Former Minister of Health for the Republic of Senegal, H.E. Madame Awa Marie Coll-Seck, who currently serves as the President of the National Committee Chair of the Initiative for Transparency in Extractive Industries (CN-ITIE), discussed the current situation regarding elderly care in Africa and in Senegal in particular.

‘In sub-Saharan Africa, political and health authorities are clearly announcing that the elderly are one of the priority vulnerable groups that are gradually becoming a priority population. Some countries, including South Africa, Benin, Nigeria, or Senegal, have developed action plans to protect, promote, or care for the elderly. These plans reflect the recommendations of the second World Assembly on Ageing (Madrid 2002) or WHO Strategies. More concretely for the elderly, countries such as South Africa have se up pension systems different from those reserved only for Retirees. Some, like Senegal, offer free basic health services,’ she said.

The panel discussion focused on healthcare, social protection, and welfare, as well as on the potential for sharing information and lessons between Asia and Africa. One of the topics featured was the development of long-term care systems, taking into consideration the role of the family in providing elder care. In Japan, for example, a long-term care insurance scheme was introduced that enabled older adults to be supported by society as a whole, instead of relying on families to shoulder all of the responsibility. However, such schemes are yet to be established in Africa or in many Asian countries such as Indonesia, where the concept of family-based care is still deeply rooted as a social norm.

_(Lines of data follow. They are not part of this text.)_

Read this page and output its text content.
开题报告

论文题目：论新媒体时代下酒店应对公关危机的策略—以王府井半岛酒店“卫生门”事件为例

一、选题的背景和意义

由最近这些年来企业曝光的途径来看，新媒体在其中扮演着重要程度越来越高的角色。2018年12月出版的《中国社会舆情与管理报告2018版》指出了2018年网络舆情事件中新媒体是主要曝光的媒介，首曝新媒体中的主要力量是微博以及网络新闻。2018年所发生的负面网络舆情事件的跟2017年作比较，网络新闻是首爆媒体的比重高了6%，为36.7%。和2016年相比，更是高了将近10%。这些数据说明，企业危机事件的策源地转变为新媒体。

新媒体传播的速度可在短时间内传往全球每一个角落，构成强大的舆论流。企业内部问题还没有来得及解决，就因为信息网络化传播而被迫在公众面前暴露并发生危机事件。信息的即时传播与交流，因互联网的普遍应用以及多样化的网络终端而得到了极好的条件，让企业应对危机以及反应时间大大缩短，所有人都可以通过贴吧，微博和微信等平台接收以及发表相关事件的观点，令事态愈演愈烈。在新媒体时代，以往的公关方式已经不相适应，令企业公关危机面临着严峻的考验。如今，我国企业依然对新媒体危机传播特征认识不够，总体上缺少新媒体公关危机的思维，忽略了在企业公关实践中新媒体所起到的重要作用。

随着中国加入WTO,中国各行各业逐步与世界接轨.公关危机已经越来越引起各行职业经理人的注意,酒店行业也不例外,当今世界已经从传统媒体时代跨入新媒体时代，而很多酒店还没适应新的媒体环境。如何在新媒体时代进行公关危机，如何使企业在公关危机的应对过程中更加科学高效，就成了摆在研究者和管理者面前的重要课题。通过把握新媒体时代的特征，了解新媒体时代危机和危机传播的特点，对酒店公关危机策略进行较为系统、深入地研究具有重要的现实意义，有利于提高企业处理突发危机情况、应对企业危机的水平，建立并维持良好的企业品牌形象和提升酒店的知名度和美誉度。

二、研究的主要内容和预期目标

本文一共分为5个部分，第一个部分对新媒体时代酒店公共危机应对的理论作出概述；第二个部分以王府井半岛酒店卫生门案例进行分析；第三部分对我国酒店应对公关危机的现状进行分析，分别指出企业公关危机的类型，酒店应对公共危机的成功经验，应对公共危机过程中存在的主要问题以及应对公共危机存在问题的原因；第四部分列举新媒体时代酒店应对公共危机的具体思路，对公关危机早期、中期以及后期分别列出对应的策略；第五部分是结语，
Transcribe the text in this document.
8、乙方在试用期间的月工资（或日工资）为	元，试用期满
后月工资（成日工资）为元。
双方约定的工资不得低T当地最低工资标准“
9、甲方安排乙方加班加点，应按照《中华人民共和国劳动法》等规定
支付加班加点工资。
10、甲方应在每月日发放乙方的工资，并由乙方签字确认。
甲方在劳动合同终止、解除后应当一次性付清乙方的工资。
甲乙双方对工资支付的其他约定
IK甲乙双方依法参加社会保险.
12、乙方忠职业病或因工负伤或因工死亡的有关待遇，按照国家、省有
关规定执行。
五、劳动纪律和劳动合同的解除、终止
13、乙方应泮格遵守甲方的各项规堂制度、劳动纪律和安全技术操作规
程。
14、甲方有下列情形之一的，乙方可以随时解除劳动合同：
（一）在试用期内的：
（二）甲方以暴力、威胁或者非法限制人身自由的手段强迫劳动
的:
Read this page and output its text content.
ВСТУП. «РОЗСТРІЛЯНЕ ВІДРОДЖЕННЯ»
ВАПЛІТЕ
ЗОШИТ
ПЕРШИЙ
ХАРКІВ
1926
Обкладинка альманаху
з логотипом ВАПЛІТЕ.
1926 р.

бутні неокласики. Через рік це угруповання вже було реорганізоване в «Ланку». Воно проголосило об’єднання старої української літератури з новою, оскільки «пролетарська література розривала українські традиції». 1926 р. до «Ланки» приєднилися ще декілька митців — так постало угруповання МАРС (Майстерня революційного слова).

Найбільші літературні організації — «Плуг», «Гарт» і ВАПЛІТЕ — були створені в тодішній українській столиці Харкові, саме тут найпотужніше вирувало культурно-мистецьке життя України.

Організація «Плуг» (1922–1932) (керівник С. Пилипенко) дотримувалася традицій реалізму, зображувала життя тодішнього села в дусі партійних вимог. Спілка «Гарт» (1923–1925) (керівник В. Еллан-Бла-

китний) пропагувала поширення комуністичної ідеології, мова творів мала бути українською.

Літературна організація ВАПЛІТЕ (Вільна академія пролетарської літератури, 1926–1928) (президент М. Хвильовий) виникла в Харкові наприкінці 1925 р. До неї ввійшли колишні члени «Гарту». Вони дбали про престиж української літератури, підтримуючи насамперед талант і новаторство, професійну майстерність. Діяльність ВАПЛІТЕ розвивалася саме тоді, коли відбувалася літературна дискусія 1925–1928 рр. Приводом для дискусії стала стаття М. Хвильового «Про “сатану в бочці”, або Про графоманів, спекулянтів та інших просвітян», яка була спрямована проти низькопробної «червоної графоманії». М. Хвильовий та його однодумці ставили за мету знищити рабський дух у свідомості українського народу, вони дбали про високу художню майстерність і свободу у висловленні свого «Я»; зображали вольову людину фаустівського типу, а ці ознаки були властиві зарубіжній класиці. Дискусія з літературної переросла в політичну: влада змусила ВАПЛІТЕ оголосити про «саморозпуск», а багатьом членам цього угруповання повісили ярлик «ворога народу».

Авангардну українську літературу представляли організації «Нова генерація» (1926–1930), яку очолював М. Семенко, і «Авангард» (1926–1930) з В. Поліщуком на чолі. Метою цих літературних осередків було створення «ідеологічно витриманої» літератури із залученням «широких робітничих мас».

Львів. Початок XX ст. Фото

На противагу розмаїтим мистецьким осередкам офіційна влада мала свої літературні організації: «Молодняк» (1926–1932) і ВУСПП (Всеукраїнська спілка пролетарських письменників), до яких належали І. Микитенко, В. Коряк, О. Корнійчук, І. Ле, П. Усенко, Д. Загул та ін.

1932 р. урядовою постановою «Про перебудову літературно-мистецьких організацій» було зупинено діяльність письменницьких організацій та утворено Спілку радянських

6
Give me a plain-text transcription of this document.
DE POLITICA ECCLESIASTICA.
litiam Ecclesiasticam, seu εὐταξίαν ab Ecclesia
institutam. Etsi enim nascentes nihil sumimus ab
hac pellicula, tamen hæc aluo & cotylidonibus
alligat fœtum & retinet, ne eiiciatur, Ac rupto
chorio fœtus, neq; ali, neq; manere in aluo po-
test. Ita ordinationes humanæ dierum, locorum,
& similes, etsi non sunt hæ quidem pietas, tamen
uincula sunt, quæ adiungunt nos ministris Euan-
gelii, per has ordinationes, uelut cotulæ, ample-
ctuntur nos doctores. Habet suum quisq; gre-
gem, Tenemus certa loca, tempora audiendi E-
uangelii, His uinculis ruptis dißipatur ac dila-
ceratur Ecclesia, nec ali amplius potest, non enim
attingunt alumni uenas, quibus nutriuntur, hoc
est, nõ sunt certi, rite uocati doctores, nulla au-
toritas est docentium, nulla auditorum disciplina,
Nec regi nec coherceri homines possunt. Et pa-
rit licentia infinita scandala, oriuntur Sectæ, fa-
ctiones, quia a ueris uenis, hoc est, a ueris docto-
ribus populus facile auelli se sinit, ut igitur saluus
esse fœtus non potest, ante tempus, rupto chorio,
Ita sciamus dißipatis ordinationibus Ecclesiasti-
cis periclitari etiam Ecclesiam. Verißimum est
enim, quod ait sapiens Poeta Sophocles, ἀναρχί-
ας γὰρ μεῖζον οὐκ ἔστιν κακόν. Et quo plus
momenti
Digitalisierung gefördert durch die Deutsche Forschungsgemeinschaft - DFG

Facing the increasing number of older persons, relying on family care alone will not be feasible, and thus an integrated framework to provide care via governmental organisations and local communities will be necessary. In light of the diverse races and ethnic groups living in Africa, family values tend to be complicated and sensitive to traditional practices and social prejudice. There is no one simple solution that can be shared across regions, but it was agreed that countries should work toward taking a holistic approach to address the population ageing issue by learning from each other’s lessons and experiences, as well as identifying potential challenges.